I have some massive datasets (> 1mill rows).
In order to run them more quickly I thought of using the
brm_multiple() function to run subsets of the data then just average everything together.
It looks like each subset is running nicely and the combined coefficients are almost spot on with the model run as a single dataset.

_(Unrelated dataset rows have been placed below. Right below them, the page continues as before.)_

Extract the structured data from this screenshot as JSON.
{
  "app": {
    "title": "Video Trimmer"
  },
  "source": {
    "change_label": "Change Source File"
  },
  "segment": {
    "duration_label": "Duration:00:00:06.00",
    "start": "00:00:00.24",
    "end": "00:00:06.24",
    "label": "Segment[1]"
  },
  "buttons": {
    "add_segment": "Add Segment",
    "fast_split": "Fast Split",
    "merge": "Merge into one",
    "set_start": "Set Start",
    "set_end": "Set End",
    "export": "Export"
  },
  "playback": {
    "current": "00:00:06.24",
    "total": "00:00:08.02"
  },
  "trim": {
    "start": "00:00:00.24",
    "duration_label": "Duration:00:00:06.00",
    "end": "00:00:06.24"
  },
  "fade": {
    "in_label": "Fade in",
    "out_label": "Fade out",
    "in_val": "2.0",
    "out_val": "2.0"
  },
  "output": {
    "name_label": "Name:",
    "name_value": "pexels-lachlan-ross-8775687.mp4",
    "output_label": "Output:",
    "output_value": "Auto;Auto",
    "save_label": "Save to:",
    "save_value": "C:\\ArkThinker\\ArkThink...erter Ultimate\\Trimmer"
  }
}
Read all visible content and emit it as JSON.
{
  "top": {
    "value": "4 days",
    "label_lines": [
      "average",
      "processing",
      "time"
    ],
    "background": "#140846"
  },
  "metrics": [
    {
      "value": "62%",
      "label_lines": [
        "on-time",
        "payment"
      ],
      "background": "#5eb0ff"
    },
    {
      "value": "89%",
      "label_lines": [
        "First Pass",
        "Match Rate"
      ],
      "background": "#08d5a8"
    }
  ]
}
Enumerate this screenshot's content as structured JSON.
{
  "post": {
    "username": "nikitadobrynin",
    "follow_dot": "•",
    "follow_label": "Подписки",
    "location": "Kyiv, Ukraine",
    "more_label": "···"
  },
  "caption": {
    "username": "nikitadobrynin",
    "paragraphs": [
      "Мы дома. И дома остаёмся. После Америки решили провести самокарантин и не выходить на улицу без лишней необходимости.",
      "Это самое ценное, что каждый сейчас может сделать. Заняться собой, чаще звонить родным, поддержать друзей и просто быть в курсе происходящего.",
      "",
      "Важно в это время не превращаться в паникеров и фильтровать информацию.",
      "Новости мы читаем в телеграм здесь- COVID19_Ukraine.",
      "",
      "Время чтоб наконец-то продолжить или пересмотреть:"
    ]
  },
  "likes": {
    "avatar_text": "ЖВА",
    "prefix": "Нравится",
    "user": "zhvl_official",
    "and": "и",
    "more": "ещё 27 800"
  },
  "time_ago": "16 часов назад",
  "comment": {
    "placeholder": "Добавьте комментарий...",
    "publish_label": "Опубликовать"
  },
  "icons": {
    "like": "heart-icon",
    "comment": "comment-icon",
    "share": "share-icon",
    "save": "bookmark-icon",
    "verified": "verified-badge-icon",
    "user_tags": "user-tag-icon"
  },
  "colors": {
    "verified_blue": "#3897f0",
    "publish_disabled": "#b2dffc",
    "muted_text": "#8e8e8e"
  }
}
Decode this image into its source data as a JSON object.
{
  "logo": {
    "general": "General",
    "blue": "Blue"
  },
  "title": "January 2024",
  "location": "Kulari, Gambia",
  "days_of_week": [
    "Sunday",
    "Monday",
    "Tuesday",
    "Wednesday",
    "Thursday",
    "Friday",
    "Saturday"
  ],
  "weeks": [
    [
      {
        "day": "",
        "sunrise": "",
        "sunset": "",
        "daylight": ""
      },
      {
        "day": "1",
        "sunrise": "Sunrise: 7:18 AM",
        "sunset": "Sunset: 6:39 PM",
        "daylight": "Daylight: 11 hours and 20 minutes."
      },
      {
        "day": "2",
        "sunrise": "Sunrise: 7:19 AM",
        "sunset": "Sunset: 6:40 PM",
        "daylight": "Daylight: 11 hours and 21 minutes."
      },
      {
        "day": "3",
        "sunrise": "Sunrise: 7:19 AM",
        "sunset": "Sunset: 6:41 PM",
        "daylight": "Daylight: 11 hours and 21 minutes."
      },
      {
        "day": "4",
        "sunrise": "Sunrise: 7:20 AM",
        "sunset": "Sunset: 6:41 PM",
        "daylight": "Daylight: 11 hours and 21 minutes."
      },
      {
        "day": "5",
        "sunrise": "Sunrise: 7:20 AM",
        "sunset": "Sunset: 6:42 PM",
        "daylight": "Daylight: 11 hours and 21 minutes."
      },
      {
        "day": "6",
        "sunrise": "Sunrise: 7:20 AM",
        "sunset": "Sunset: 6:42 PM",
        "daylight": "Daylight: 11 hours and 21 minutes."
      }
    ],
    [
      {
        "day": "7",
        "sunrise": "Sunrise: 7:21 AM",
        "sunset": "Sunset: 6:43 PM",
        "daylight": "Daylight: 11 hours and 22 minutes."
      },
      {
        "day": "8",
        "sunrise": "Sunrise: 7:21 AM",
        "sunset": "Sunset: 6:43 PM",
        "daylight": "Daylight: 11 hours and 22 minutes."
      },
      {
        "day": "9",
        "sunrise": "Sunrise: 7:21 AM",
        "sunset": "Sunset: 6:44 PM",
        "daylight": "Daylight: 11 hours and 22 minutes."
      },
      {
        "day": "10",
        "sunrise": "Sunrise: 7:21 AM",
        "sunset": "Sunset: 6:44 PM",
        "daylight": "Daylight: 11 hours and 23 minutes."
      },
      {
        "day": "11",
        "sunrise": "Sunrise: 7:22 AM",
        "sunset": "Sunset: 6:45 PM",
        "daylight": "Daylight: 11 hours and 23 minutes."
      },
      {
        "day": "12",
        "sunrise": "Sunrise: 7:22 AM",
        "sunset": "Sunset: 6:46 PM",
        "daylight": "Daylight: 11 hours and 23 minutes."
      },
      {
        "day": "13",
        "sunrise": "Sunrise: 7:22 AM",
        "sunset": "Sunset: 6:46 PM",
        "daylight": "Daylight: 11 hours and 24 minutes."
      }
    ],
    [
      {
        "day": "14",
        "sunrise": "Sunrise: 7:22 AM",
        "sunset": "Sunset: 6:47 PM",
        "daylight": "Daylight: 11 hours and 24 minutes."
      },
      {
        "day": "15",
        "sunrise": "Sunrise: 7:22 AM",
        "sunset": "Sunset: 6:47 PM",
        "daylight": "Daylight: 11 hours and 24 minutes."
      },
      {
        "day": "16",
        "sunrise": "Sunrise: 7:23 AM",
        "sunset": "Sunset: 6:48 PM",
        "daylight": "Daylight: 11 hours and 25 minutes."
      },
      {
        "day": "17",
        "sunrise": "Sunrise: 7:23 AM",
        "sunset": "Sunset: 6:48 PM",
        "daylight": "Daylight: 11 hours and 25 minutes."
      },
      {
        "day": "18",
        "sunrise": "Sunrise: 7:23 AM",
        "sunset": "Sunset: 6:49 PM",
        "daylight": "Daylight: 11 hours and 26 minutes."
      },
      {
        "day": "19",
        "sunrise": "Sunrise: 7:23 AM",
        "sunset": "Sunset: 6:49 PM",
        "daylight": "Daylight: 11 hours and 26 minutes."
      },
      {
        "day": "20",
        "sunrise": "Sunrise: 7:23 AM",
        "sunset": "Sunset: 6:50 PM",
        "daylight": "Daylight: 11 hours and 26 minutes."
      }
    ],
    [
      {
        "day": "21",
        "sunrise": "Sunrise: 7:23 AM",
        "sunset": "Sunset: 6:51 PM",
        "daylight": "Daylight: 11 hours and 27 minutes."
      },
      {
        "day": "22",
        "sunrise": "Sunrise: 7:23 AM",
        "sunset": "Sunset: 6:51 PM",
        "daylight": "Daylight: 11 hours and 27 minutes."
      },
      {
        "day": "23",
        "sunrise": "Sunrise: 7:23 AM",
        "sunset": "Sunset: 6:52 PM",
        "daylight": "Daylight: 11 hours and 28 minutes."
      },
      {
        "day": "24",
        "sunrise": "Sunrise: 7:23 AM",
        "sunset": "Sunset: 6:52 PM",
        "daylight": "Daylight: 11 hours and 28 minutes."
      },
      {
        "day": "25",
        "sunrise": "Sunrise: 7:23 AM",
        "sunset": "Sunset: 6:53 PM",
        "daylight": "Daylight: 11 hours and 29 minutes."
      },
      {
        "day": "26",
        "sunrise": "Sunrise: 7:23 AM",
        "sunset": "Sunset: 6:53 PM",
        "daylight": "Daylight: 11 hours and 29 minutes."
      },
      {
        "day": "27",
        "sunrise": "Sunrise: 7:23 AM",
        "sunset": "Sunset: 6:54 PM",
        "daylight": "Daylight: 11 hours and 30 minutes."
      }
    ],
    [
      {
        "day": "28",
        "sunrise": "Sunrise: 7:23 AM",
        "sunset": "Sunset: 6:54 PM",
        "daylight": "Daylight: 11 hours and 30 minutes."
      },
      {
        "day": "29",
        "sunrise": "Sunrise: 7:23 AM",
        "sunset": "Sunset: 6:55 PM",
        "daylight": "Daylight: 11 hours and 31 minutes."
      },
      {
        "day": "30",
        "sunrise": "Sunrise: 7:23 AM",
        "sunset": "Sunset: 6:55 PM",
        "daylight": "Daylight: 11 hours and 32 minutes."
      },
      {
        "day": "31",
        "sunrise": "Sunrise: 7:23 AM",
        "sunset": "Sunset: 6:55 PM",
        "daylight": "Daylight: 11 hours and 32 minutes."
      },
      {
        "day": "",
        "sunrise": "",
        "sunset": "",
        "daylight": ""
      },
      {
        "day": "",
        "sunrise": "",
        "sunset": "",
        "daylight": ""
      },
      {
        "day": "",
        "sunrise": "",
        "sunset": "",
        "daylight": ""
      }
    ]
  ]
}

However, it reports that it has not converged and the effective sample is incredibly low.
library(brms) # Simulate data df <- data.frame( outcome = c(rep(0, 5000), rep(1, 5000)), predictor = c(rnorm(5000, 5, 5), rnorm(5000, 10, 5)), df_subset = sample(1:5, 10000, replace=TRUE) ) # Run model with single dataset test.all <- brm(outcome ~ predictor, family = bernoulli(), cores = 3, chains = 3, data = df)
# Split dataset based on subset indicator (five groups) df_split <- split(df, f = df$df_subset) # Run each subset without combining to check it is performing correctly test.multiple <- brm_multiple(outcome ~ predictor, family = bernoulli(), cores = 3, chains = 3, data = df_split, combine = FALSE)
Trust me these were in a similar ball-park as above.
# Combine to have a single model fit test.multiple.combine <- brm_multiple(outcome ~ predictor, family = bernoulli(), cores = 3, chains = 3, data = df_split) * brms Version: 2.7
So it seems to work okay but just looks a little weird.
If anyone has played around with a similar approach or can lend advice then I look forward to hearing it.